Di balik serangkaian aksi terorisme di Surabaya dan sekitarnya, banyak beredar informasi hoax yang disebarkan oleh pihak-pihak yang tidak bertanggung jawab.
Mereka umumnya menyatakan bahwa aksi terorisme di Surabaya itu hanyalah rekayasa belaka. Tak hanya itu, mereka juga menuduh bahwa pemerintah adalah dalang di balik insiden kemanusiaan tersebut.
Para penyebar informasi sesat itu mengarang chat dan video seakan-akan ada kejanggalan dari peristiwa bom di Surabaya. Karangan itu disebarkan secara masif di media sosial sehingga mempengaruhi opini masyarakat.
Semua itu diarahkan untuk satu tujuan, yaitu menyudutkan pemerintahan Presiden Jokowi dengan kampanye #2019GantiPresiden.
Tentu saja, tuduhan tersebut tidak benar dan sesat. Kita semua tahu bahwa kejadian bom bunuh diri di tiga gereja, rusunawa Sidoarjo, dan Mapolrestabes Surabaya adalah fakta.
Tak ada rekayasa dalam aksi terorisme yang keji tersebut. Apalagi aksi bom bunuh diri itu sampai membawa korban puluhan jiwa.
Hanya orang sakit jiwa yang menyebutkan bahwa peristiwa yang tragis itu sebagai upaya rekayasa pemerintah belaka.
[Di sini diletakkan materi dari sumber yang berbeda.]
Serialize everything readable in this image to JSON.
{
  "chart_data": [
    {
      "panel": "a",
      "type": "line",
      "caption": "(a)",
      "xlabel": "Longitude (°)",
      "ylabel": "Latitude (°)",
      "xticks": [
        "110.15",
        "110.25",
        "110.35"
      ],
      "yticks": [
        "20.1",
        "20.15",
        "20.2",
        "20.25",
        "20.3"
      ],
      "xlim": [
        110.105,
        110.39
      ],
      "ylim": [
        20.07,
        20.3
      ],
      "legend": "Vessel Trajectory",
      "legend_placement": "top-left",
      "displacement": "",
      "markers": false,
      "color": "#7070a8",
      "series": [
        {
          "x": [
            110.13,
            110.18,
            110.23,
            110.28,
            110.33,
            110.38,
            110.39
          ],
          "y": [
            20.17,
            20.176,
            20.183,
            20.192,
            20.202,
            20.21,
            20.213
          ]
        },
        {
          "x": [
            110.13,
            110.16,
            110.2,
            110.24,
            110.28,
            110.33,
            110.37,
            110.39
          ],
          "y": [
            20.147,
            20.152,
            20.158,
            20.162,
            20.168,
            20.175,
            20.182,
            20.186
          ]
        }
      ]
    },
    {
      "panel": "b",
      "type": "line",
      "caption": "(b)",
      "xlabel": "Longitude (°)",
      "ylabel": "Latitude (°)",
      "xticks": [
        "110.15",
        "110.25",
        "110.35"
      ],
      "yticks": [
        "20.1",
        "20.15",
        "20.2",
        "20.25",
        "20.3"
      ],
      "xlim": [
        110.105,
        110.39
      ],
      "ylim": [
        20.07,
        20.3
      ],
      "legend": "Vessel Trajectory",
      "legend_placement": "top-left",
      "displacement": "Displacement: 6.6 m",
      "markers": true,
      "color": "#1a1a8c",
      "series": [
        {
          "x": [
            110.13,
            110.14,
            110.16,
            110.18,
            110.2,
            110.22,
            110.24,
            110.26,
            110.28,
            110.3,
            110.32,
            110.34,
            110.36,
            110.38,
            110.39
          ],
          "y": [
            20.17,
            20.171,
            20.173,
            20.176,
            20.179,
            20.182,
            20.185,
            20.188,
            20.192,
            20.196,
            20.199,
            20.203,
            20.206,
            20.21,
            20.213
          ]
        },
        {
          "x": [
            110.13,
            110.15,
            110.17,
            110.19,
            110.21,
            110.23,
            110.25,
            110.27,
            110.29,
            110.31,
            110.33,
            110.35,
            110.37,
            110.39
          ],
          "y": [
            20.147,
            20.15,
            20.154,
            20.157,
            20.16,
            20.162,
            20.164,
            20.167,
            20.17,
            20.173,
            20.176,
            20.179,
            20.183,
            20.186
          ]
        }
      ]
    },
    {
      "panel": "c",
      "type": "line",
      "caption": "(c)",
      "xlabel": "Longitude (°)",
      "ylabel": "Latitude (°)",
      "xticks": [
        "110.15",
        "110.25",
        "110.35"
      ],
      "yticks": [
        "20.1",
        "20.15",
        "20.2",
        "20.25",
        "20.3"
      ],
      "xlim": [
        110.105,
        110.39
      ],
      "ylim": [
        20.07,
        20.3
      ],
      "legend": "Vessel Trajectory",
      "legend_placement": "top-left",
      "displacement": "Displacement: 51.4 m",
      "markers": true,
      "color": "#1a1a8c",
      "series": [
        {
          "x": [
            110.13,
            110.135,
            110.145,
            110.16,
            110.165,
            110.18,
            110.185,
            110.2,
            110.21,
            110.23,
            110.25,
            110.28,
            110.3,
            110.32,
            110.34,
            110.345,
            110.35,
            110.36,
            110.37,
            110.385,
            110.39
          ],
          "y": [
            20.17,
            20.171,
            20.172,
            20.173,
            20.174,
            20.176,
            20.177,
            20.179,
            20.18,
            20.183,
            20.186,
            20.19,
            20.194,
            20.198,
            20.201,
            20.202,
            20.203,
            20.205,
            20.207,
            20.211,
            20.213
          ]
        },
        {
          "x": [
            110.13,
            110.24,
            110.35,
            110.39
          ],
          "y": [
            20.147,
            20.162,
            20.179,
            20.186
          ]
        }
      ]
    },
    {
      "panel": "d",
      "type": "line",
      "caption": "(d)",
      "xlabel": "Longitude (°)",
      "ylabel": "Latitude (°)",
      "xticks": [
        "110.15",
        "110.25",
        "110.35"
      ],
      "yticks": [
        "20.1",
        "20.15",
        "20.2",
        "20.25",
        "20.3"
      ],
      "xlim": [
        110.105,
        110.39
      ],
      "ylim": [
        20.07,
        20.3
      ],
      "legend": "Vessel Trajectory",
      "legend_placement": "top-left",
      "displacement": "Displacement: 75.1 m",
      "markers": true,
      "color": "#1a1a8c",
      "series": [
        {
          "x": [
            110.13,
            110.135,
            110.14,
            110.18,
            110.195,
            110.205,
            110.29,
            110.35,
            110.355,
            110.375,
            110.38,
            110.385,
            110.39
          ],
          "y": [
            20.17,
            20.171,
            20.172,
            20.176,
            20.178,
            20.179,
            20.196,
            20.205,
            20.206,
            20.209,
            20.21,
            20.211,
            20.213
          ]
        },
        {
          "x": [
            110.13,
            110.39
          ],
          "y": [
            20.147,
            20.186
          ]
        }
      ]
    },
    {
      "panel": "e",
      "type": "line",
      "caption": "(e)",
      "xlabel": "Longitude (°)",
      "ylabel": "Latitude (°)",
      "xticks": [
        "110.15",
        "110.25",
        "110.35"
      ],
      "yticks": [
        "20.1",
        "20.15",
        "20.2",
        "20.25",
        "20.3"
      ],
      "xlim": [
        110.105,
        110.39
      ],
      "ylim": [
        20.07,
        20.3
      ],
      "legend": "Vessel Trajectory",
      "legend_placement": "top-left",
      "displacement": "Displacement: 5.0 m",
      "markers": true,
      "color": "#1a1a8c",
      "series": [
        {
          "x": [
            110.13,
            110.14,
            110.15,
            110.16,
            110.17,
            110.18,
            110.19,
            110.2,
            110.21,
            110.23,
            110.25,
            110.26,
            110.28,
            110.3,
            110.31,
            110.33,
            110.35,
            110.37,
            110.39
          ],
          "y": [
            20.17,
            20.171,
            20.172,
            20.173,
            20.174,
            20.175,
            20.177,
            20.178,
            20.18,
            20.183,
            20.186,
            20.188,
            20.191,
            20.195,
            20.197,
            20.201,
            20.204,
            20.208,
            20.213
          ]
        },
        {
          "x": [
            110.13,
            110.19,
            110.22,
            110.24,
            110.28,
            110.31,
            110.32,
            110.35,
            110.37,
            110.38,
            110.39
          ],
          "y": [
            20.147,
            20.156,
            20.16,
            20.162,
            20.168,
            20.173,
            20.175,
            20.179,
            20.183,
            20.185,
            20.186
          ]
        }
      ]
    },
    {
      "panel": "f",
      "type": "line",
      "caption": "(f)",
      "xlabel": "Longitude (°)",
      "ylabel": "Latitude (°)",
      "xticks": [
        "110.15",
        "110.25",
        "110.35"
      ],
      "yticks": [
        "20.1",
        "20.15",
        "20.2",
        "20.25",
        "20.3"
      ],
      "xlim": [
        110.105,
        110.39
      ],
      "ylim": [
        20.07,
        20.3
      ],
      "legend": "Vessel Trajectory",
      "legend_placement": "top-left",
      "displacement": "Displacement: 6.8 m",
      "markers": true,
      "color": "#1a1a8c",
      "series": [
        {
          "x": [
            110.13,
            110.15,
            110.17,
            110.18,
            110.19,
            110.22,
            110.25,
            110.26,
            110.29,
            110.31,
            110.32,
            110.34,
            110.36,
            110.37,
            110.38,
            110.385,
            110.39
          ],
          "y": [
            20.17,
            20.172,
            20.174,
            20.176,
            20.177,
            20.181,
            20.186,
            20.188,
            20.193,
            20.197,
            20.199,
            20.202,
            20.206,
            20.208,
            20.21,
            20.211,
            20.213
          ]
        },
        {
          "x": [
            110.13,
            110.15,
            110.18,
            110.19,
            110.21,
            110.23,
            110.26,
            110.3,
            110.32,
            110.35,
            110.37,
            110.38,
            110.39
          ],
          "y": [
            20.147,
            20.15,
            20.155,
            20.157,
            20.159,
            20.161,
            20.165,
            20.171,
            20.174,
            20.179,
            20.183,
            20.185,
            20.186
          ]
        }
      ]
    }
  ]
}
Bila ada yang demikian sepertinya perlu diperiksa, jangan-jangan mereka adalah bagian dari jaringan teroris itu sendiri?
Dalam beberapa pesan berantai yang beredar disebutkan bahwa kejadian bom bunuh diri di Surabaya polanya mirip dengan bom Borobudur pada 1985. Mereka menyebutkan peristiwa itu sebagai rekayasa pemerintah melalui operasi intelijen.
Dengan membandingkan kejadian tersebut, para pembuat informasi sesat itu ingin mengatakan bahwa kejadian Surabaya ini juga didalangi oleh pemerintah.
Hal itu tak bisa dipahami demikian karena konteks kejadiannya berbeda dan tidak ada kaitan satu sama lain antara keduanya. Itu hanyalah upaya penggiringinan wacana untuk sebuah cerita yang konspiratif.
Penampilan cerita mengenai kejanggalan bom bunuh di Surabaya tersebut merupakan upaya untuk mendekonstruksi masyarakat atas kepercayaan kepada pemerintah.